The wariness of China strengthened with the aggressive stance of Indian government in Jammu and Kashmir and her claims on Gilgit Baltistan. Apart from that India has given asylum to Tibetan government in their country and is closely aligned with the US. New Delhi’s defense technology cooperation with Washington might play a role in helping India change the geopolitical landscape of Indo-Pacific region. Presently, Indian economy is facing a downturn, while the cases of corona virus are growing. Options for India to direct the territorial shift in her favor remain limited, because China is does not only have a stronger military but also a stronger economy. India has restored to nonmilitary options such as boycotting Chinese products, banning 118 Chinese applications. The economic relationship between China and India came under highlight after 15th June and the Prime Minister launched a campaign of self-reliance encouraging the citizens to buy local products.

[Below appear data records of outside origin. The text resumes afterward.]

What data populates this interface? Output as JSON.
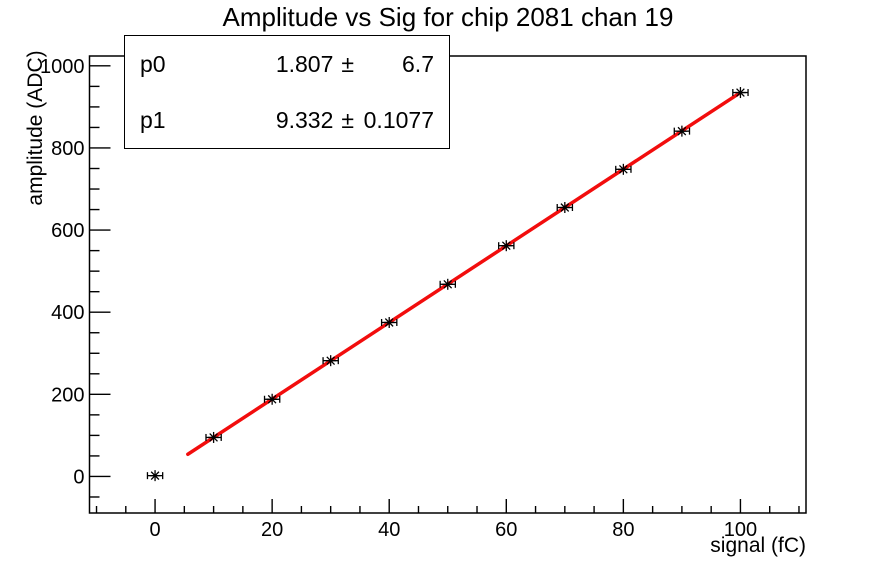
{
  "stats_box": {
    "rows": [
      {
        "param": "p0",
        "value": "1.807",
        "pm": "±",
        "error": "6.7"
      },
      {
        "param": "p1",
        "value": "9.332",
        "pm": "±",
        "error": "0.1077"
      }
    ]
  },
  "chart_data": {
    "type": "scatter",
    "title": "Amplitude vs Sig for chip 2081 chan 19",
    "xlabel": "signal (fC)",
    "ylabel": "amplitude (ADC)",
    "x": [
      0,
      10,
      20,
      30,
      40,
      50,
      60,
      70,
      80,
      90,
      100
    ],
    "y": [
      2,
      95,
      188,
      282,
      375,
      468,
      562,
      655,
      748,
      841,
      935
    ],
    "x_error": 1.3,
    "marker": "asterisk",
    "marker_color": "#000000",
    "marker_size": 5.5,
    "fit": {
      "type": "linear",
      "p0": 1.807,
      "p1": 9.332,
      "p0_error": 6.7,
      "p1_error": 0.1077,
      "range": [
        5.6,
        100
      ],
      "color": "#f20d0d",
      "line_width": 3.5
    },
    "x_ticks": [
      0,
      20,
      40,
      60,
      80,
      100
    ],
    "y_ticks": [
      0,
      200,
      400,
      600,
      800,
      1000
    ],
    "x_minor_step": 5,
    "y_minor_step": 50,
    "xlim": [
      -11.2,
      111.2
    ],
    "ylim": [
      -89,
      1024
    ],
    "grid": false,
    "legend": "none",
    "axis_color": "#000000",
    "background": "#ffffff"
  }
}
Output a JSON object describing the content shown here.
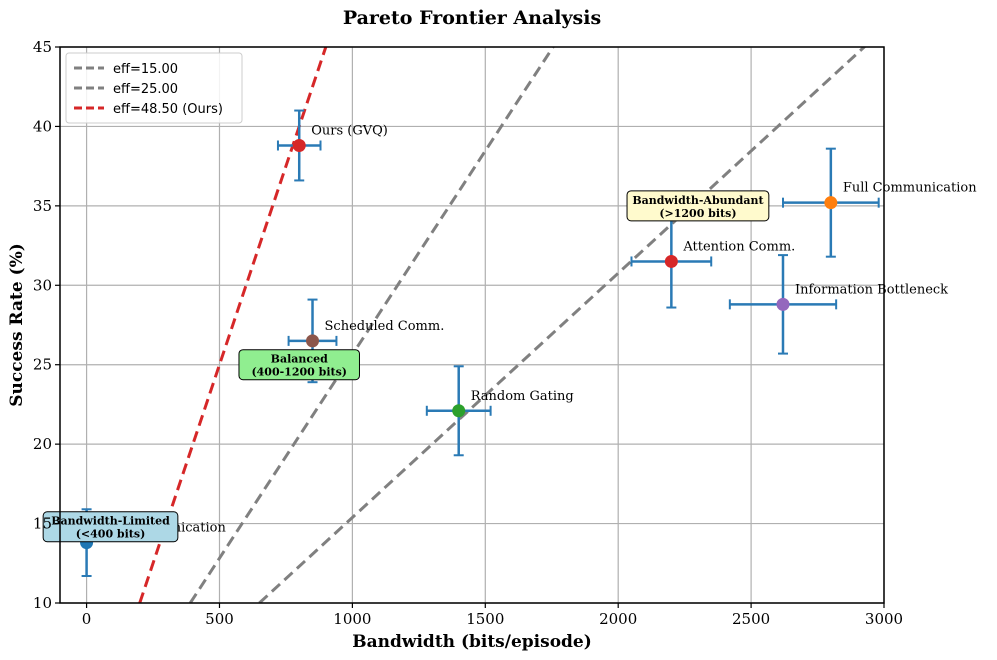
{
  "chart_data": {
    "type": "scatter",
    "title": "Pareto Frontier Analysis",
    "xlabel": "Bandwidth (bits/episode)",
    "ylabel": "Success Rate (%)",
    "xlim": [
      -100,
      3000
    ],
    "ylim": [
      10,
      45
    ],
    "xticks": [
      0,
      500,
      1000,
      1500,
      2000,
      2500,
      3000
    ],
    "yticks": [
      10,
      15,
      20,
      25,
      30,
      35,
      40,
      45
    ],
    "grid": true,
    "legend_position": "top-left",
    "points": [
      {
        "label": "No Communication",
        "x": 0,
        "y": 13.8,
        "xerr": 0,
        "yerr": 2.1,
        "color": "#1f77b4"
      },
      {
        "label": "Ours (GVQ)",
        "x": 800,
        "y": 38.8,
        "xerr": 80,
        "yerr": 2.2,
        "color": "#d62728"
      },
      {
        "label": "Scheduled Comm.",
        "x": 850,
        "y": 26.5,
        "xerr": 90,
        "yerr": 2.6,
        "color": "#8c564b"
      },
      {
        "label": "Random Gating",
        "x": 1400,
        "y": 22.1,
        "xerr": 120,
        "yerr": 2.8,
        "color": "#2ca02c"
      },
      {
        "label": "Attention Comm.",
        "x": 2200,
        "y": 31.5,
        "xerr": 150,
        "yerr": 2.9,
        "color": "#d62728"
      },
      {
        "label": "Information Bottleneck",
        "x": 2620,
        "y": 28.8,
        "xerr": 200,
        "yerr": 3.1,
        "color": "#9467bd"
      },
      {
        "label": "Full Communication",
        "x": 2800,
        "y": 35.2,
        "xerr": 180,
        "yerr": 3.4,
        "color": "#ff7f0e"
      }
    ],
    "errorbar_color": "#2a7ab5",
    "lines": [
      {
        "name": "eff=15.00",
        "slope": 0.01538,
        "x0": 650,
        "color": "#808080"
      },
      {
        "name": "eff=25.00",
        "slope": 0.02564,
        "x0": 390,
        "color": "#808080"
      },
      {
        "name": "eff=48.50 (Ours)",
        "slope": 0.05,
        "x0": 200,
        "color": "#d62728"
      }
    ],
    "regions": [
      {
        "line1": "Bandwidth-Limited",
        "line2": "(<400 bits)",
        "x": 90,
        "y": 14.8,
        "bg": "#add8e6"
      },
      {
        "line1": "Balanced",
        "line2": "(400-1200 bits)",
        "x": 800,
        "y": 25,
        "bg": "#90ee90"
      },
      {
        "line1": "Bandwidth-Abundant",
        "line2": "(>1200 bits)",
        "x": 2300,
        "y": 35,
        "bg": "#fffacd"
      }
    ]
  }
}
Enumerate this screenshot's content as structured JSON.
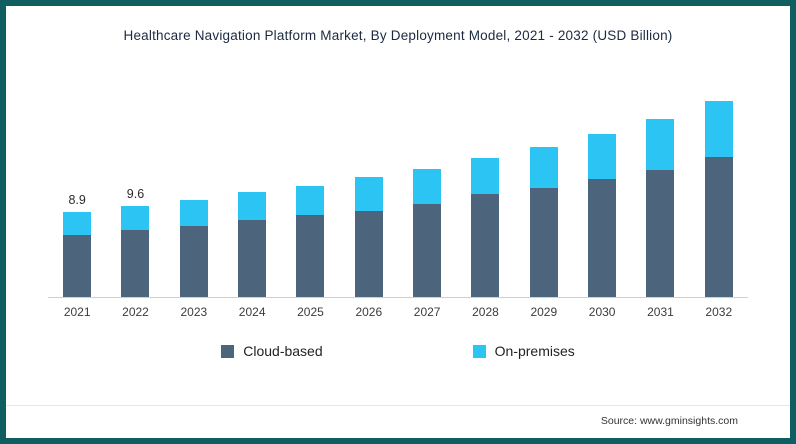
{
  "title": "Healthcare Navigation Platform Market, By Deployment Model, 2021 - 2032 (USD Billion)",
  "source": "Source: www.gminsights.com",
  "colors": {
    "frame_border": "#0f5e62",
    "cloud_based": "#4d647d",
    "on_premises": "#2bc4f3"
  },
  "legend": [
    {
      "label": "Cloud-based",
      "color": "#4d647d"
    },
    {
      "label": "On-premises",
      "color": "#2bc4f3"
    }
  ],
  "chart_data": {
    "type": "bar",
    "stacked": true,
    "title": "Healthcare Navigation Platform Market, By Deployment Model, 2021 - 2032 (USD Billion)",
    "xlabel": "",
    "ylabel": "",
    "units": "USD Billion",
    "grid": false,
    "legend_position": "bottom",
    "categories": [
      "2021",
      "2022",
      "2023",
      "2024",
      "2025",
      "2026",
      "2027",
      "2028",
      "2029",
      "2030",
      "2031",
      "2032"
    ],
    "series": [
      {
        "name": "Cloud-based",
        "color": "#4d647d",
        "values": [
          6.5,
          7.1,
          7.5,
          8.1,
          8.6,
          9.1,
          9.8,
          10.8,
          11.5,
          12.4,
          13.4,
          14.7
        ]
      },
      {
        "name": "On-premises",
        "color": "#2bc4f3",
        "values": [
          2.4,
          2.5,
          2.7,
          3.0,
          3.1,
          3.5,
          3.7,
          3.8,
          4.3,
          4.8,
          5.3,
          5.9
        ]
      }
    ],
    "totals": [
      8.9,
      9.6,
      10.2,
      11.1,
      11.7,
      12.6,
      13.5,
      14.6,
      15.8,
      17.2,
      18.7,
      20.6
    ],
    "data_labels": [
      "8.9",
      "9.6",
      "",
      "",
      "",
      "",
      "",
      "",
      "",
      "",
      "",
      ""
    ]
  }
}
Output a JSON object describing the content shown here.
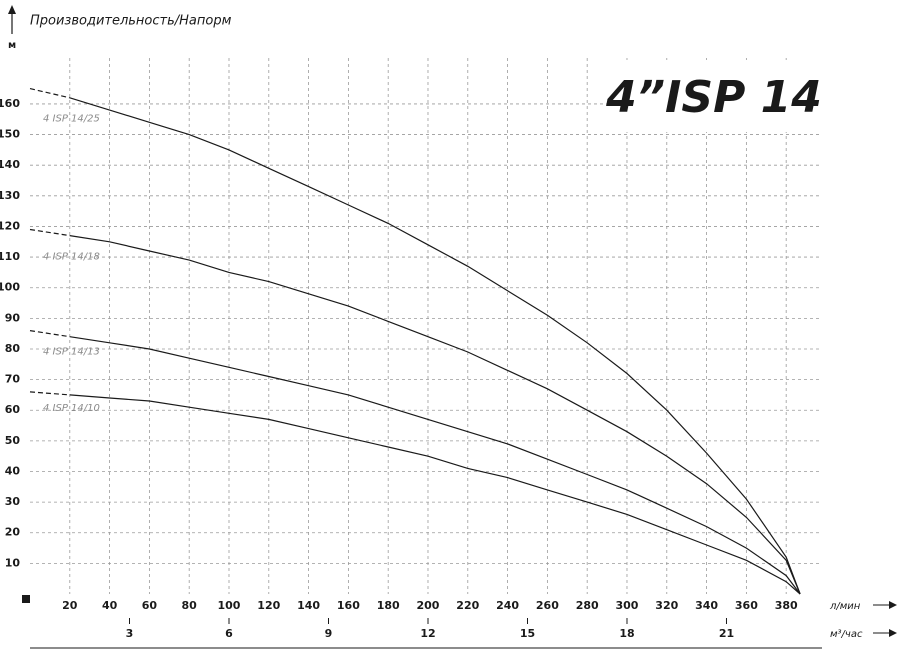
{
  "chart_data": {
    "type": "line",
    "title": "4”ISP 14",
    "axis_title": "Производительность/Напорм",
    "ylabel": "м",
    "xlabel": "л/мин",
    "x2label": "м³/час",
    "x": [
      0,
      20,
      40,
      60,
      80,
      100,
      120,
      140,
      160,
      180,
      200,
      220,
      240,
      260,
      280,
      300,
      320,
      340,
      360,
      380,
      387
    ],
    "series": [
      {
        "name": "4 ISP 14/25",
        "color": "#1a1a1a",
        "values": [
          165,
          162,
          158,
          154,
          150,
          145,
          139,
          133,
          127,
          121,
          114,
          107,
          99,
          91,
          82,
          72,
          60,
          46,
          31,
          12,
          0
        ]
      },
      {
        "name": "4 ISP 14/18",
        "color": "#1a1a1a",
        "values": [
          119,
          117,
          115,
          112,
          109,
          105,
          102,
          98,
          94,
          89,
          84,
          79,
          73,
          67,
          60,
          53,
          45,
          36,
          25,
          11,
          0
        ]
      },
      {
        "name": "4 ISP 14/13",
        "color": "#1a1a1a",
        "values": [
          86,
          84,
          82,
          80,
          77,
          74,
          71,
          68,
          65,
          61,
          57,
          53,
          49,
          44,
          39,
          34,
          28,
          22,
          15,
          6,
          0
        ]
      },
      {
        "name": "4 ISP 14/10",
        "color": "#1a1a1a",
        "values": [
          66,
          65,
          64,
          63,
          61,
          59,
          57,
          54,
          51,
          48,
          45,
          41,
          38,
          34,
          30,
          26,
          21,
          16,
          11,
          4,
          0
        ]
      }
    ],
    "xlim": [
      0,
      398
    ],
    "xticks": [
      20,
      40,
      60,
      80,
      100,
      120,
      140,
      160,
      180,
      200,
      220,
      240,
      260,
      280,
      300,
      320,
      340,
      360,
      380
    ],
    "ylim": [
      0,
      175
    ],
    "yticks": [
      10,
      20,
      30,
      40,
      50,
      60,
      70,
      80,
      90,
      100,
      110,
      120,
      130,
      140,
      150,
      160
    ],
    "x2lim": [
      0,
      23.88
    ],
    "x2ticks": [
      3,
      6,
      9,
      12,
      15,
      18,
      21
    ],
    "grid": true
  }
}
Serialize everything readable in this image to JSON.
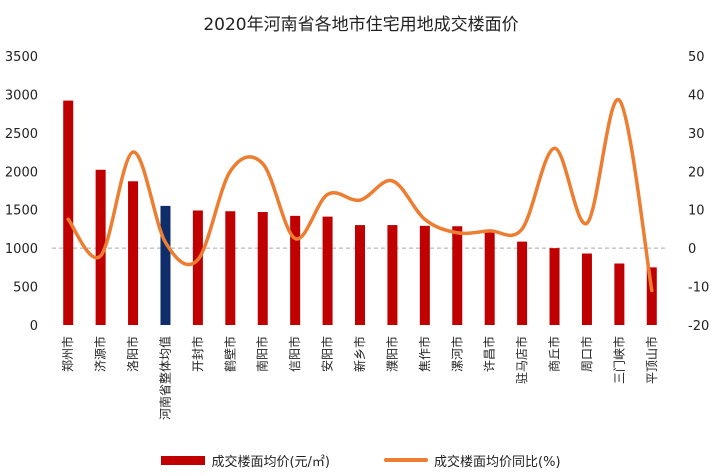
{
  "chart_data": {
    "type": "bar+line",
    "title": "2020年河南省各地市住宅用地成交楼面价",
    "categories": [
      "郑州市",
      "济源市",
      "洛阳市",
      "河南省整体均值",
      "开封市",
      "鹤壁市",
      "南阳市",
      "信阳市",
      "安阳市",
      "新乡市",
      "濮阳市",
      "焦作市",
      "漯河市",
      "许昌市",
      "驻马店市",
      "商丘市",
      "周口市",
      "三门峡市",
      "平顶山市"
    ],
    "series": [
      {
        "name": "成交楼面均价(元/㎡)",
        "axis": "left",
        "chart": "bar",
        "values": [
          2920,
          2020,
          1870,
          1550,
          1490,
          1480,
          1470,
          1420,
          1410,
          1300,
          1300,
          1290,
          1285,
          1230,
          1085,
          1000,
          930,
          800,
          750
        ]
      },
      {
        "name": "成交楼面均价同比(%)",
        "axis": "right",
        "chart": "line",
        "smooth": true,
        "values": [
          7.5,
          -2,
          25,
          1.5,
          -3,
          20,
          22,
          2.5,
          14,
          12.5,
          17.5,
          7.5,
          4,
          4.5,
          5,
          26,
          6.5,
          38.5,
          -11
        ]
      }
    ],
    "y_left": {
      "ticks": [
        "0",
        "500",
        "1000",
        "1500",
        "2000",
        "2500",
        "3000",
        "3500"
      ],
      "range": [
        0,
        3500
      ]
    },
    "y_right": {
      "ticks": [
        "-20",
        "-10",
        "0",
        "10",
        "20",
        "30",
        "40",
        "50"
      ],
      "range": [
        -20,
        50
      ]
    },
    "zero_reference_line": true,
    "grid": false,
    "legend_position": "bottom",
    "colors": {
      "bar": "#C00000",
      "bar_highlight": "#0F2C6B",
      "line": "#ED7D31",
      "zero_line": "#AAAAAA"
    },
    "highlight_category": "河南省整体均值"
  }
}
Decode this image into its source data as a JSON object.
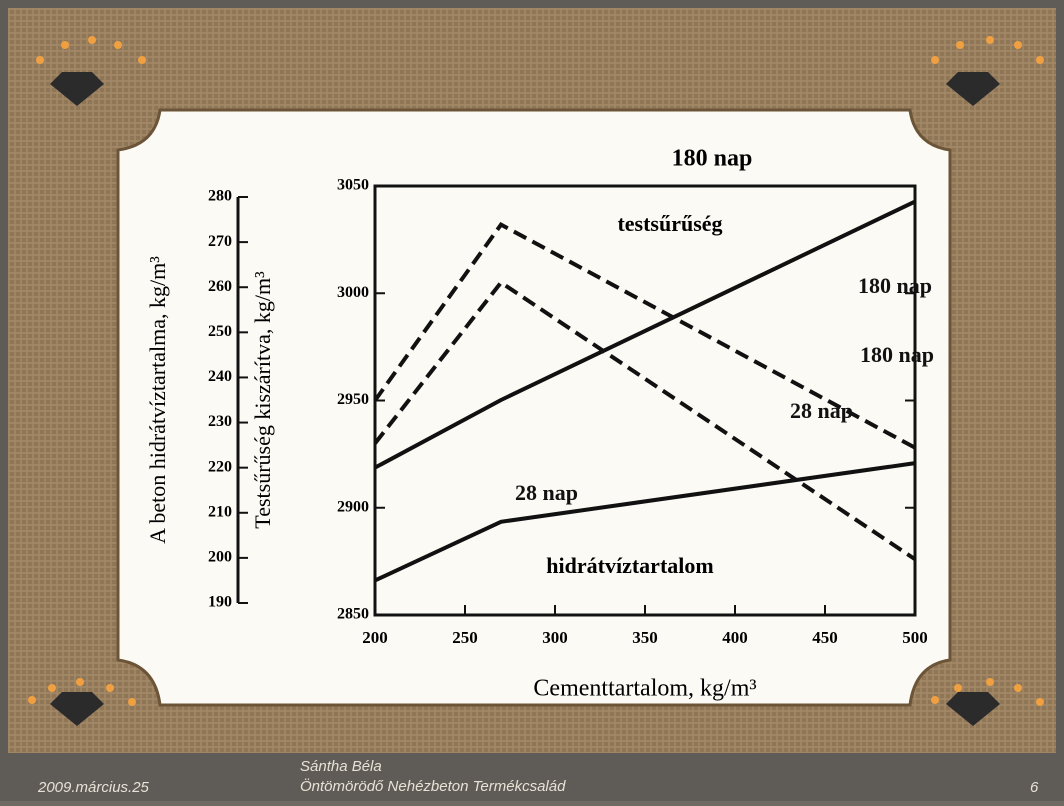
{
  "chart_data": {
    "type": "line",
    "title": "180 nap",
    "x_label": "Cementtartalom, kg/m³",
    "y_label": "Testsűrűség kiszárítva, kg/m³",
    "y2_label": "A beton hidrátvíztartalma, kg/m³",
    "annotations": [
      "testsűrűség",
      "hidrátvíztartalom"
    ],
    "x": [
      200,
      270,
      500
    ],
    "xlim": [
      200,
      500
    ],
    "xticks": [
      200,
      250,
      300,
      350,
      400,
      450,
      500
    ],
    "ylim": [
      2850,
      3050
    ],
    "yticks": [
      2850,
      2900,
      2950,
      3000,
      3050
    ],
    "y2lim": [
      190,
      280
    ],
    "y2ticks": [
      190,
      200,
      210,
      220,
      230,
      240,
      250,
      260,
      270,
      280
    ],
    "series": [
      {
        "name": "180 nap",
        "color": "#111111",
        "style": "dashed",
        "values": [
          2950,
          3032,
          2928
        ]
      },
      {
        "name": "28 nap",
        "color": "#111111",
        "style": "dashed",
        "values": [
          2930,
          3005,
          2876
        ]
      },
      {
        "name": "180 nap",
        "color": "#111111",
        "style": "solid",
        "axis": "y2",
        "values": [
          220,
          235,
          279
        ]
      },
      {
        "name": "28 nap",
        "color": "#111111",
        "style": "solid",
        "axis": "y2",
        "values": [
          195,
          208,
          221
        ]
      }
    ]
  },
  "footer": {
    "date": "2009.március.25",
    "author": "Sántha Béla",
    "project": "Öntömörödő Nehézbeton Termékcsalád",
    "page": "6"
  }
}
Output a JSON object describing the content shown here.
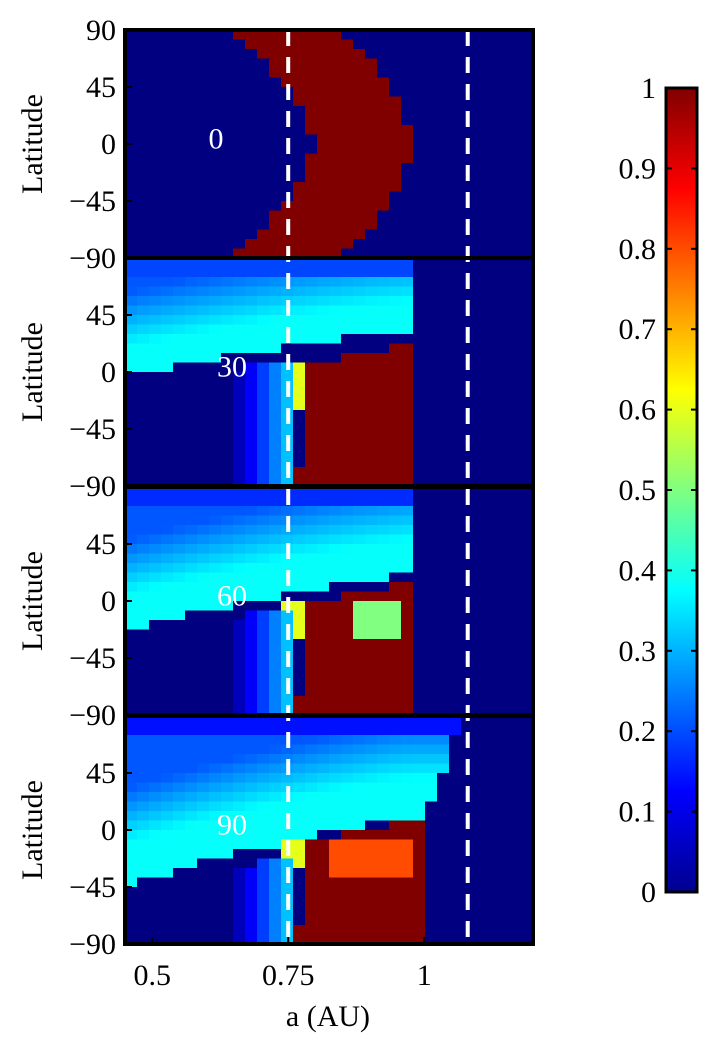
{
  "chart_data": {
    "type": "heatmap",
    "xlabel": "a (AU)",
    "x_ticks": [
      "0.5",
      "0.75",
      "1"
    ],
    "x_tick_values": [
      0.5,
      0.75,
      1.0
    ],
    "xlim": [
      0.45,
      1.2
    ],
    "ylim": [
      -90,
      90
    ],
    "y_ticks": [
      "90",
      "45",
      "0",
      "−45",
      "−90"
    ],
    "y_tick_values": [
      90,
      45,
      0,
      -45,
      -90
    ],
    "dashed_lines_x": [
      0.75,
      1.08
    ],
    "colormap": "jet",
    "colorbar": {
      "range": [
        0,
        1
      ],
      "ticks": [
        "1",
        "0.9",
        "0.8",
        "0.7",
        "0.6",
        "0.5",
        "0.4",
        "0.3",
        "0.2",
        "0.1",
        "0"
      ],
      "tick_values": [
        1,
        0.9,
        0.8,
        0.7,
        0.6,
        0.5,
        0.4,
        0.3,
        0.2,
        0.1,
        0
      ]
    },
    "panels": [
      {
        "label": "0",
        "ylabel": "Latitude"
      },
      {
        "label": "30",
        "ylabel": "Latitude"
      },
      {
        "label": "60",
        "ylabel": "Latitude"
      },
      {
        "label": "90",
        "ylabel": "Latitude"
      }
    ],
    "colors": {
      "low": "#00008f",
      "high": "#800000",
      "dash": "#ffffff"
    }
  }
}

Apart from this Indian government has also announced to review procedure of investment from the neighboring countries. India has also been engaged in stepping up her partnerships with the like-minded countries in the Indo-Pacific region.
As a result of the growing tensions, both countries have deployed thousands of troops on the border along with a heavy supply of weapons- artillery, tanks, fighter jets and helicopters. The Chinese run state media agency, Global Times said that the country’s security forces would “quickly deal a heavy blow to Indian troops, and they will be all annihilated” if a war is provoked from New Delhi. Alternatively, the Indian Defense Minister, Rajnath Singh warned that Chinese should have no doubts about the resolve of India’s determination to fight back if the country’s territorial sovereignty is challenged. In the aftermath of India unilaterally declaring Ladakh a federal territory, the relations with China became adversarial. These clashes can further exacerbate the relations between China and India, putting the ailing peace at a much greater risk. Consequently, both states will not only look to increase the competition militarily and economically but will also look towards influencing their maritime spheres. The Asian waters can face Sino-Indian rivalry.
On 10th September, a meeting was held in Moscow, between Chinese Foreign Minister, Wang Yi and his Indian counterpart, Subrahmanyam Jaishankar where both states agreed to move toward de-escalation on the border and continue through dialogues to ease the tensions. However, the tensions flared up again when India blamed China for the violence on the border by labelling Chinese President Xi Jinping as the “architect” of the hostilities on the border. Five rounds of military level talks have failed to reach a peaceful conclusion between both countries. Tens of thousands of troops from both countries are still deployed on the disputed border of Himalayas. To defeat each other, states can rely on hard military tactics and increasing their economic dependence in the neighboring countries. To turn events in her favor against China’s superiority, India will seek multilateral diplomacy and form alliances with the countries that have a similar agenda. The tensions can become more volatile in future if India does not give up her aggressive stance in the disputed territory of Jammu and Kashmir and does not surrender to the fact that the problem is not a matter of internal affairs, but external. The clashes between China and India can have grave consequences for the neighboring countries, especially Pakistan.